The tool can be found in the Shutterstock Darkroom.
How it Works
The tool works by comparing the search column of up to 5 keyword terms or phrases. If you type in the keywords [woman] [women] [lady] and [female] you can see how these words compare to each other and how they perform over time. In this example you can see that the keyword woman receives a much larger search volume that the other keywords and seasonal variation isn’t extreme. It appears there is a spike around Valentines days and one in October for some reason which could just be due to low data before January 2011. Shutterstock has mentioned that the data before January 2011 is based on a sample of searches instead of ALL the search data so unusual spikes may occur, especially for low volume keywords.
On the left side of the graph, Shutterstock has displayed each users’ most searched for keywords as well as the most searched for keywords on the site, giving some suggestions of fun keyword searches to play around with.
In order to protect some of their information, actual search volume numbers aren’t displayed on the graph. The scale of the graph will dynamically adjust to the search terms entered. Enter two crummy terms and the graph will hit the top just the same as two hot searches. The tool is meant as a comparison tool – month compared to month or keyword compared to keyword.
You are also able to search for multiple keywords at the same time. A search for [healthy food] will return results for searches that contained both healthy and food and not just the phrase “healthy food”.

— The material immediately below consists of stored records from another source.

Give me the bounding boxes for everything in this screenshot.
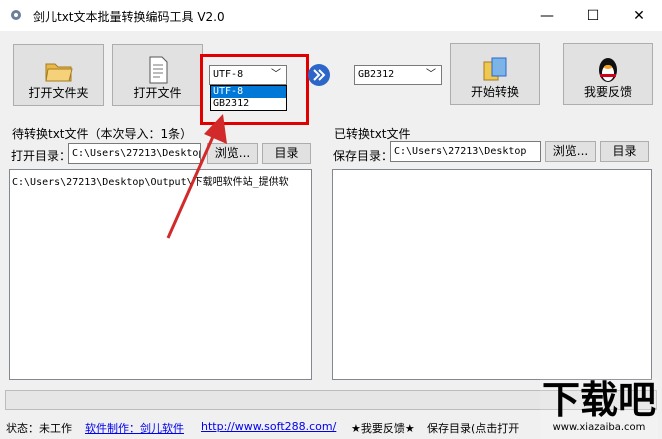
save-browse-button[interactable]: 浏览... [545,141,596,162]
open-file-label: 打开文件 [133,86,182,100]
source-encoding-options: UTF-8 GB2312 [210,85,287,111]
source-encoding-select[interactable]: UTF-8 ﹀ [209,65,287,85]
chevron-down-icon: ﹀ [426,69,436,80]
start-convert-button[interactable]: 开始转换 [450,43,540,105]
title-bar: 剑儿txt文本批量转换编码工具 V2.0 — ☐ ✕ [0,0,662,31]
option-utf8[interactable]: UTF-8 [211,86,286,98]
feedback-label: 我要反馈 [583,85,632,99]
open-dir-button[interactable]: 目录 [262,143,311,164]
open-file-button[interactable]: 打开文件 [112,44,203,106]
save-dir-status[interactable]: 保存目录(点击打开 [427,420,519,436]
start-convert-label: 开始转换 [470,85,519,99]
target-encoding-select[interactable]: GB2312 ﹀ [354,65,442,85]
minimize-button[interactable]: — [524,0,570,31]
open-dir-label: 打开目录： [11,149,72,163]
source-encoding-value: UTF-8 [213,69,244,80]
option-gb2312[interactable]: GB2312 [211,98,286,110]
app-gear-icon [11,10,21,20]
save-dir-button[interactable]: 目录 [600,141,649,162]
folder-icon [44,63,73,82]
author-link[interactable]: 软件制作：剑儿软件 [85,420,184,436]
converted-files-list[interactable] [332,169,652,380]
feedback-button[interactable]: 我要反馈 [563,43,653,105]
converted-files-title: 已转换txt文件 [334,127,411,141]
website-link[interactable]: http://www.soft288.com/ [201,420,336,433]
annotation-arrow-icon [166,114,227,239]
status-text: 状态：未工作 [6,422,72,435]
arrow-right-icon [308,64,330,86]
window-title: 剑儿txt文本批量转换编码工具 V2.0 [33,10,225,24]
watermark-logo: 下载吧 www.xiazaiba.com [540,378,658,439]
watermark-url: www.xiazaiba.com [552,422,646,433]
convert-icon [483,57,507,81]
open-folder-label: 打开文件夹 [28,86,89,100]
target-encoding-value: GB2312 [358,69,395,80]
feedback-link[interactable]: ★我要反馈★ [351,420,415,436]
document-icon [149,56,167,84]
watermark-text: 下载吧 [541,378,656,422]
open-folder-button[interactable]: 打开文件夹 [13,44,104,106]
maximize-button[interactable]: ☐ [570,0,616,31]
close-button[interactable]: ✕ [616,0,662,31]
save-dir-label: 保存目录： [333,149,394,163]
save-dir-input[interactable]: C:\Users\27213\Desktop [390,141,541,162]
chevron-down-icon: ﹀ [271,69,281,80]
penguin-icon [599,58,617,82]
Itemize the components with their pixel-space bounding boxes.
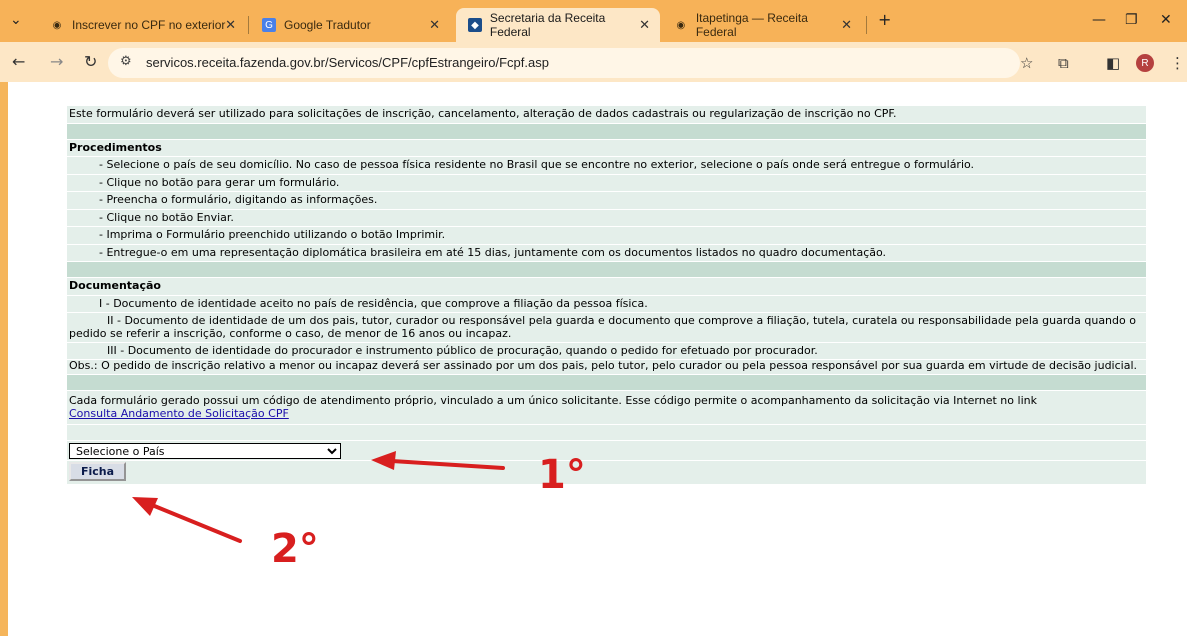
documentacao-heading: Documentação — [67, 278, 1146, 296]
step1-label: 1° — [538, 452, 586, 498]
row-separator — [67, 375, 1146, 391]
bookmark-star-icon[interactable]: ☆ — [1020, 54, 1033, 72]
new-tab-button[interactable]: + — [878, 10, 891, 29]
step2-label: 2° — [271, 526, 319, 572]
translate-icon: G — [262, 18, 276, 32]
url-text[interactable]: servicos.receita.fazenda.gov.br/Servicos… — [146, 55, 549, 70]
row-separator — [67, 262, 1146, 278]
procedimento-item: - Clique no botão para gerar um formulár… — [67, 174, 1146, 192]
tab-google-tradutor[interactable]: G Google Tradutor ✕ — [250, 8, 450, 42]
country-select-row: Selecione o País — [67, 441, 1146, 461]
intro-text: Este formulário deverá ser utilizado par… — [67, 106, 1146, 124]
menu-kebab-icon[interactable]: ⋮ — [1170, 54, 1185, 72]
doc-item-iii: III - Documento de identidade do procura… — [67, 343, 1146, 360]
doc-item-i: I - Documento de identidade aceito no pa… — [67, 295, 1146, 313]
procedimento-item: - Entregue-o em uma representação diplom… — [67, 244, 1146, 262]
site-info-icon[interactable]: ⚙ — [120, 54, 132, 69]
tab-receita-federal[interactable]: ◆ Secretaria da Receita Federal ✕ — [456, 8, 660, 42]
obs-text: Obs.: O pedido de inscrição relativo a m… — [67, 359, 1146, 375]
restore-icon[interactable]: ❐ — [1125, 12, 1138, 28]
tab-title: Google Tradutor — [284, 18, 371, 32]
cpf-form-table: Este formulário deverá ser utilizado par… — [67, 106, 1146, 485]
forward-icon[interactable]: → — [50, 52, 63, 71]
ficha-button[interactable]: Ficha — [69, 462, 127, 481]
close-icon[interactable]: ✕ — [639, 17, 650, 33]
codigo-row: Cada formulário gerado possui um código … — [67, 391, 1146, 425]
tab-inscrever-cpf[interactable]: ◉ Inscrever no CPF no exterior ✕ — [38, 8, 246, 42]
tab-separator — [248, 16, 249, 34]
close-icon[interactable]: ✕ — [225, 17, 236, 33]
page-content: Este formulário deverá ser utilizado par… — [8, 82, 1187, 636]
tab-separator — [866, 16, 867, 34]
globe-icon: ◉ — [52, 19, 62, 31]
reload-icon[interactable]: ↻ — [84, 52, 97, 71]
ficha-button-row: Ficha — [67, 461, 1146, 485]
country-select[interactable]: Selecione o País — [69, 443, 341, 459]
side-panel-icon[interactable]: ◧ — [1106, 54, 1120, 72]
consulta-andamento-link[interactable]: Consulta Andamento de Solicitação CPF — [69, 407, 289, 420]
profile-avatar[interactable]: R — [1136, 54, 1154, 72]
tab-title: Itapetinga — Receita Federal — [695, 11, 808, 39]
procedimento-item: - Selecione o país de seu domicílio. No … — [67, 157, 1146, 175]
receita-favicon-icon: ◆ — [468, 18, 482, 32]
tab-title: Inscrever no CPF no exterior — [72, 18, 226, 32]
close-icon[interactable]: ✕ — [841, 17, 852, 33]
close-icon[interactable]: ✕ — [429, 17, 440, 33]
close-window-icon[interactable]: ✕ — [1160, 12, 1172, 28]
back-icon[interactable]: ← — [12, 52, 25, 71]
extensions-icon[interactable]: ⧉ — [1058, 54, 1069, 72]
row-separator — [67, 123, 1146, 140]
tab-title: Secretaria da Receita Federal — [489, 11, 606, 39]
minimize-icon[interactable]: — — [1092, 12, 1106, 28]
tab-itapetinga[interactable]: ◉ Itapetinga — Receita Federal ✕ — [662, 8, 862, 42]
procedimento-item: - Clique no botão Enviar. — [67, 209, 1146, 227]
codigo-text: Cada formulário gerado possui um código … — [69, 394, 1037, 407]
procedimentos-heading: Procedimentos — [67, 139, 1146, 157]
procedimento-item: - Imprima o Formulário preenchido utiliz… — [67, 227, 1146, 245]
procedimento-item: - Preencha o formulário, digitando as in… — [67, 192, 1146, 210]
row-spacer — [67, 425, 1146, 441]
globe-icon: ◉ — [676, 19, 686, 31]
doc-item-ii: II - Documento de identidade de um dos p… — [67, 313, 1146, 343]
tab-search-icon[interactable]: ⌄ — [10, 12, 22, 28]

Shutterstock has expressed that their main intention with this tool is to give users an accurate picture of seasonal trends in search volume. With this information a user can shoot and upload at the correct times of the year. Looking at the example of [Mother] [Father] [Easter] [Halloween] [Valentine] it’s pretty clear you should have your Halloween images online by the beginning of August. Valentines shots should be uploaded in December, Mother’s day shots by February, Father’s day by February and Easter shots should be uploaded early January. I’ll leave the crazy Christmas spike as a surprise for you to discover yourself
Another fun use is seeing trending subjects due to general cultural popularity. Certain things are simply loosing popularity over time while others are gaining in popularity. Doing a search for [smartphone] returns a pretty obvious climb in popularity over the last year.
Suggestions for Improvement
I’ve mentioned this to Shutterstock already, but I would like to see a list of trending topics. It would be great to see which search terms have the greatest change in search volume within the last two years, year, month, week etc. Otherwise I feel this is a really great tool and it is great to see Shutterstock is giving tools to the microstock artists helping them create relevant material. Two thumbs up! Is there any improvements you would like to see?